Unnamed: 0,110 2016-05-12 00_00_00.pickl,110 2016-07-22 00_00_00.pickl,110 2017-02-14 00_00_00.pickl,110 2017-05-11 00_00_00.pickl,110 2018-08-17 00_00_00.pickl
110 2016-05-12 00_00_00.pickl,0.0,0.0893,0.0244,0.0245,0.0484
110 2016-07-22 00_00_00.pickl,0.0893,0.0,0.0699,0.1116,0.0895
110 2017-02-14 00_00_00.pickl,0.0244,0.0699,0.0,0.0441,0.0386
110 2017-05-11 00_00_00.pickl,0.0245,0.1116,0.0441,0.0,0.0596
110 2018-08-17 00_00_00.pickl,0.0484,0.0895,0.0386,0.0596,0.0


## Wasserstein distance for the test files
This is for getting the Wasserstein distance for the test files for the plot for the H0 connected components. If the 5 files are good representatives, their Wasserstein distances should be near zero with each other.

In [None]:
b0_lists = []
file_names = sorted(os.listdir(directory))

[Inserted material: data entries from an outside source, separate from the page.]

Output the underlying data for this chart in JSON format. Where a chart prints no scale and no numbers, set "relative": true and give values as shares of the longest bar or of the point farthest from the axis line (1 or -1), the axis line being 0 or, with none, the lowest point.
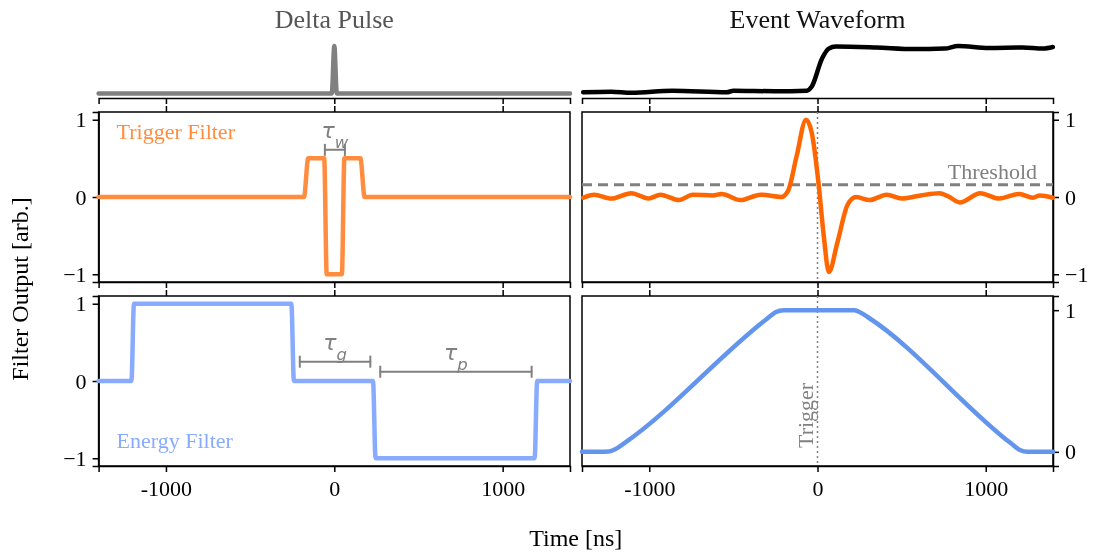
{
  "chart_data": [
    {
      "type": "line",
      "title": "Delta Pulse",
      "relative": true,
      "tick_labels": false,
      "xlim": [
        -1400,
        1400
      ],
      "xticks": [
        -1000,
        0,
        1000
      ],
      "x": [
        -1400,
        -15,
        0,
        15,
        1400
      ],
      "series": [
        {
          "color": "#808080",
          "values": [
            0.085,
            0.085,
            1,
            0.085,
            0.085
          ]
        }
      ]
    },
    {
      "type": "line",
      "title": "Event Waveform",
      "relative": true,
      "tick_labels": false,
      "xlim": [
        -1400,
        1400
      ],
      "xticks": [
        -1000,
        0,
        1000
      ],
      "x": [
        -1393,
        -1227,
        -1106,
        -863,
        -540,
        -499,
        -256,
        -64,
        -34,
        27,
        67,
        108,
        350,
        573,
        755,
        836,
        1018,
        1220,
        1341,
        1399
      ],
      "series": [
        {
          "color": "#000000",
          "values": [
            0.11,
            0.12,
            0.1,
            0.14,
            0.11,
            0.14,
            0.13,
            0.14,
            0.22,
            0.76,
            0.95,
            0.99,
            0.97,
            0.94,
            0.95,
            1,
            0.96,
            0.97,
            0.95,
            0.98
          ]
        }
      ]
    },
    {
      "type": "line",
      "tick_labels": "y",
      "xlim": [
        -1400,
        1400
      ],
      "xticks": [
        -1000,
        0,
        1000
      ],
      "ylim": [
        -1.1,
        1.1
      ],
      "yticks": [
        -1,
        0,
        1
      ],
      "ylabel": "Filter Output [arb.]",
      "series": [
        {
          "name": "Trigger Filter",
          "color": "#ff8c3f",
          "x": [
            -1400,
            -180,
            -155,
            -60,
            -45,
            45,
            60,
            155,
            180,
            1400
          ],
          "values": [
            0,
            0,
            0.5,
            0.5,
            -1,
            -1,
            0.5,
            0.5,
            0,
            0
          ]
        },
        {
          "color": "#808080",
          "x": [
            -56,
            63
          ],
          "values": [
            0.61,
            0.61
          ]
        }
      ],
      "annotations": [
        "τ$_{w}$"
      ]
    },
    {
      "type": "line",
      "tick_labels": "y",
      "xlim": [
        -1400,
        1400
      ],
      "xticks": [
        -1000,
        0,
        1000
      ],
      "ylim": [
        -1.1,
        1.1
      ],
      "yticks": [
        -1,
        0,
        1
      ],
      "x": [
        -1393,
        -1328,
        -1227,
        -1106,
        -1005,
        -934,
        -823,
        -742,
        -620,
        -570,
        -459,
        -337,
        -216,
        -175,
        -125,
        -68,
        -34,
        7,
        37,
        68,
        118,
        179,
        229,
        310,
        411,
        502,
        614,
        725,
        776,
        846,
        968,
        1079,
        1200,
        1281,
        1322,
        1399
      ],
      "series": [
        {
          "color": "#ff6600",
          "values": [
            -0.01,
            0.03,
            -0.02,
            0.05,
            -0.02,
            0.03,
            -0.04,
            0.03,
            0.02,
            0.04,
            -0.04,
            0.03,
            0,
            0.08,
            0.52,
            1,
            0.83,
            0.16,
            -0.5,
            -0.97,
            -0.59,
            -0.1,
            0,
            -0.04,
            0.03,
            -0.02,
            0.02,
            0.05,
            0.01,
            -0.07,
            0.05,
            -0.02,
            0.04,
            -0.01,
            0.02,
            -0.01
          ]
        }
      ],
      "ref_lines": [
        {
          "axis": "y",
          "value": 0.16,
          "label": "Threshold",
          "color": "#808080",
          "line_style": "dashed"
        },
        {
          "axis": "x",
          "value": 0,
          "color": "#808080",
          "line_style": "dotted"
        }
      ]
    },
    {
      "type": "line",
      "xlim": [
        -1400,
        1400
      ],
      "xticks": [
        -1000,
        0,
        1000
      ],
      "ylim": [
        -1.1,
        1.1
      ],
      "yticks": [
        -1,
        0,
        1
      ],
      "xlabel": "Time [ns]",
      "series": [
        {
          "name": "Energy Filter",
          "color": "#88aaff",
          "x": [
            -1400,
            -1205,
            -1190,
            -255,
            -240,
            230,
            245,
            1190,
            1205,
            1400
          ],
          "values": [
            0,
            0,
            1,
            1,
            0,
            0,
            -1,
            -1,
            0,
            0
          ]
        },
        {
          "color": "#808080",
          "x": [
            -205,
            214
          ],
          "values": [
            0.25,
            0.25
          ]
        },
        {
          "color": "#808080",
          "x": [
            273,
            1172
          ],
          "values": [
            0.12,
            0.12
          ]
        }
      ],
      "annotations": [
        "τ$_{g}$",
        "τ$_{p}$"
      ]
    },
    {
      "type": "line",
      "xlim": [
        -1400,
        1400
      ],
      "xticks": [
        -1000,
        0,
        1000
      ],
      "ylim": [
        -0.1,
        1.1
      ],
      "yticks": [
        0,
        1
      ],
      "x": [
        -1400,
        -1240,
        -1200,
        -1150,
        -300,
        -250,
        -200,
        220,
        260,
        300,
        1150,
        1200,
        1250,
        1400
      ],
      "series": [
        {
          "color": "#6495ed",
          "values": [
            0,
            0.003,
            0.02,
            0.06,
            0.94,
            0.985,
            1,
            1,
            0.98,
            0.95,
            0.06,
            0.015,
            0,
            0
          ]
        }
      ],
      "ref_lines": [
        {
          "axis": "x",
          "value": 0,
          "label": "Trigger",
          "color": "#808080",
          "line_style": "dotted"
        }
      ]
    }
  ]
}
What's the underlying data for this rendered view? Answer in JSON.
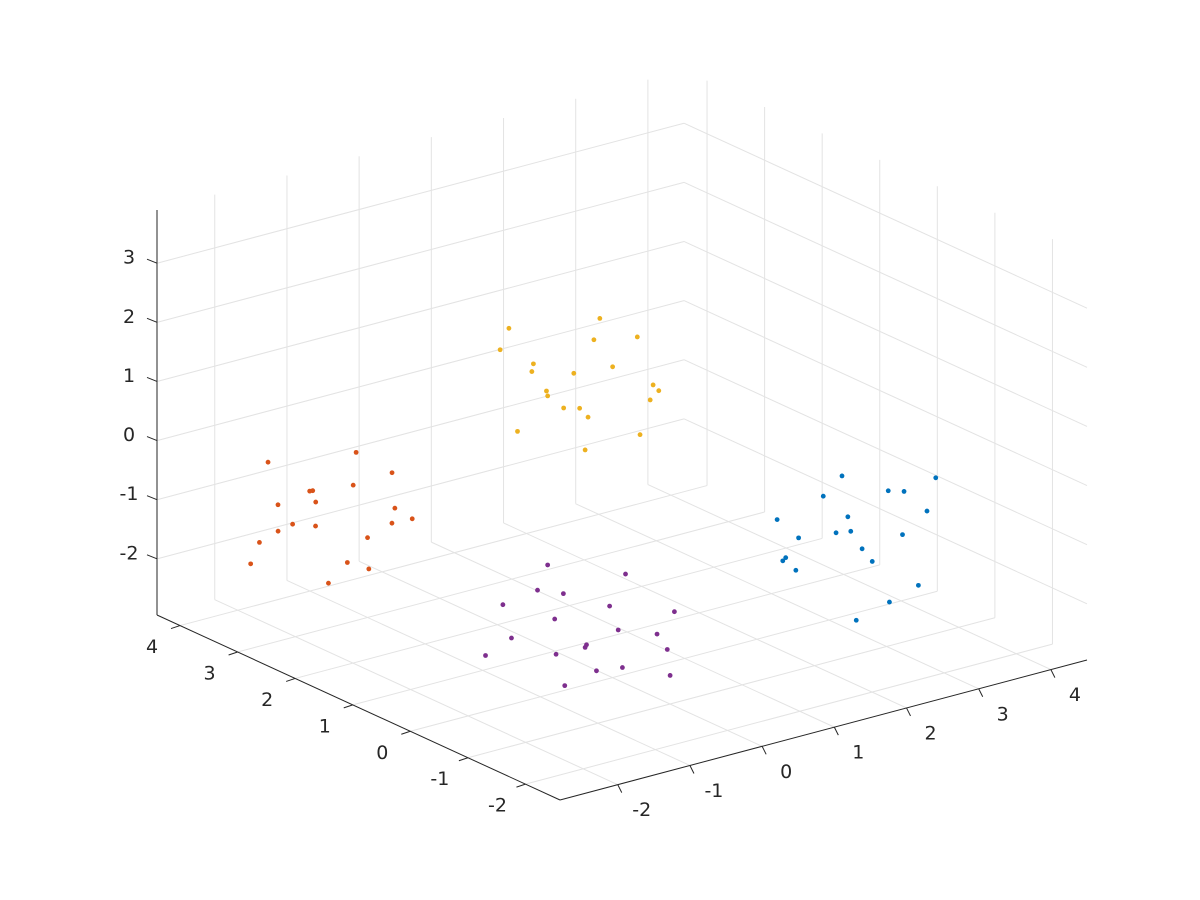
{
  "chart_data": {
    "type": "scatter3d",
    "xlim": [
      -2.8,
      4.5
    ],
    "ylim": [
      -2.6,
      4.4
    ],
    "zlim": [
      -2.95,
      3.9
    ],
    "xticks": [
      -2,
      -1,
      0,
      1,
      2,
      3,
      4
    ],
    "yticks": [
      -2,
      -1,
      0,
      1,
      2,
      3,
      4
    ],
    "zticks": [
      -2,
      -1,
      0,
      1,
      2,
      3
    ],
    "grid": true,
    "series": [
      {
        "color": "#0072bd",
        "x": [
          3.3,
          2.4,
          3.8,
          2.8,
          3.5,
          2.1,
          3.1,
          3.6,
          2.6,
          3.9,
          2.3,
          3.2,
          2.7,
          3.4,
          2.2,
          3.7,
          2.9,
          3.0,
          2.5,
          4.0
        ],
        "y": [
          -0.9,
          0,
          -0.3,
          -1.3,
          0.3,
          -0.6,
          -0.1,
          -0.8,
          0.4,
          0.1,
          -1.0,
          -0.5,
          0.2,
          -1.2,
          -0.2,
          0.5,
          -0.7,
          0.1,
          -1.1,
          -0.6
        ],
        "z": [
          -1.2,
          -1.7,
          -0.9,
          -2.0,
          -1.5,
          -1.0,
          -0.5,
          -2.2,
          -1.3,
          -1.1,
          -0.8,
          -1.8,
          -2.1,
          -0.7,
          -1.6,
          -1.9,
          -1.4,
          -0.9,
          -2.3,
          -0.6
        ]
      },
      {
        "color": "#d95319",
        "x": [
          -2.0,
          -1.1,
          -1.4,
          -2.4,
          -0.8,
          -1.7,
          -1.2,
          -1.9,
          -0.7,
          -1.0,
          -2.1,
          -1.6,
          -0.9,
          -2.3,
          -1.3,
          -0.6,
          -1.8,
          -1.0,
          -2.2,
          -1.7
        ],
        "y": [
          3.3,
          2.4,
          3.8,
          2.8,
          3.5,
          2.1,
          3.1,
          3.6,
          2.6,
          3.9,
          2.3,
          3.2,
          2.7,
          3.4,
          2.2,
          3.7,
          2.9,
          3.0,
          2.5,
          4.0
        ],
        "z": [
          -1.3,
          -0.8,
          -1.6,
          -0.5,
          -1.0,
          -1.5,
          -2.0,
          -0.3,
          -1.2,
          -1.4,
          -1.7,
          -0.7,
          -0.4,
          -1.8,
          -0.9,
          -0.6,
          -1.1,
          -1.6,
          -0.2,
          -1.9
        ]
      },
      {
        "color": "#edb120",
        "x": [
          0.5,
          1.4,
          0.0,
          1.0,
          0.3,
          1.7,
          0.7,
          0.2,
          1.2,
          -0.1,
          1.5,
          0.6,
          1.1,
          0.4,
          1.6,
          0.1,
          0.9,
          0.8,
          1.3,
          -0.2
        ],
        "y": [
          2.0,
          1.1,
          1.4,
          2.4,
          0.8,
          1.7,
          1.2,
          1.9,
          0.7,
          1.0,
          2.1,
          1.6,
          0.9,
          2.3,
          1.3,
          0.6,
          1.8,
          1.0,
          2.2,
          1.7
        ],
        "z": [
          1.3,
          0.8,
          1.6,
          0.5,
          1.0,
          1.5,
          2.0,
          0.3,
          1.2,
          1.4,
          1.7,
          0.7,
          0.4,
          1.8,
          0.9,
          0.6,
          1.1,
          1.6,
          0.2,
          1.9
        ]
      },
      {
        "color": "#7e2f8e",
        "x": [
          0.2,
          -0.7,
          -0.4,
          0.6,
          -1.0,
          -0.1,
          -0.6,
          0.1,
          -1.1,
          -0.8,
          0.3,
          -0.2,
          -0.9,
          0.5,
          -0.5,
          -1.2,
          0.0,
          -0.8,
          0.4,
          -0.1
        ],
        "y": [
          0.3,
          -0.6,
          0.8,
          -0.2,
          0.5,
          -0.9,
          0.1,
          0.6,
          -0.4,
          0.9,
          -0.7,
          0.2,
          -0.3,
          0.4,
          -0.8,
          0.7,
          -0.1,
          0.0,
          -0.5,
          1.0
        ],
        "z": [
          -1.94,
          -2.34,
          -1.7,
          -2.58,
          -2.18,
          -1.78,
          -1.38,
          -2.74,
          -2.02,
          -1.86,
          -1.62,
          -2.42,
          -2.66,
          -1.54,
          -2.26,
          -2.5,
          -2.1,
          -1.7,
          -2.82,
          -1.46
        ]
      }
    ]
  }
}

for name in sorted(os.listdir(directory)):
    file_path = os.path.join(directory, name)
    
    if os.path.isfile(file_path) and name.endswith('.pickl'):
        try:
            with open(file_path, 'rb') as f:
                data = pickle.load(f)
                dist_matrix = data.get('distance matrix')
                if dist_matrix is None:
                    print(f"Distance matrix not found in {name}")
        except (pickle.UnpicklingError, EOFError, KeyError) as e:
            print(f"Error loading {name}: {e}")
            continue
    
    # making a persistence diagram from a rips filtration 
    pers_diag = ripser.ripser(dist_matrix, distance_matrix=True, maxdim=2)
    diagrams = pers_diag['dgms']
    thresh_list = np.linspace(0, 1, 50)
    b0_data = []

    for t in thresh_list:
        pers_diag2 = ripser.ripser(dist_matrix, distance_matrix=True, thresh=t, maxdim=2)
        diagrams2 = pers_diag2['dgms']
        b0 = sum(d[1] == np.inf for d in diagrams2[0]) if len(diagrams2) > 0 else 0
        b0_data.append((t, b0))
        
    b0_df = pd.DataFrame(b0_data, columns=['threshold', 'b0'])
    b0_df['min max'] = (b0_df['b0'] - min(b0_data)[1])/(max(b0_data)[1] - min(b0_data)[1])
    
    b0_lists.append(b0_df['min max'].to_list())

In [None]:
for list in b0_lists:
    plt.plot(list)
    plt.show()

In [None]:
distance_matrix = pd.DataFrame(
    0.0, 
    index=file_names, 
    columns=file_names
)

for i in range(len(b0_lists)):
    for j in range(i, len(b0_lists)):        
        dist = wasserstein_distance(b0_lists[i], b0_lists[j])
        
        distance_matrix.iloc[i, j] = dist
        distance_matrix.iloc[j, i] = dist

if '.ipynb_checkpoints' in distance_matrix.index:
    distance_matrix = distance_matrix.drop('.ipynb_checkpoints', axis=0)
    distance_matrix = distance_matrix.drop('.ipynb_checkpoints', axis=1)

distance_matrix.round(4)

Seeing that most of the Wasserstein distances between each are close to zero, then the 5 randomly chosen dates are good representatives of noncrash years prior to the crash year.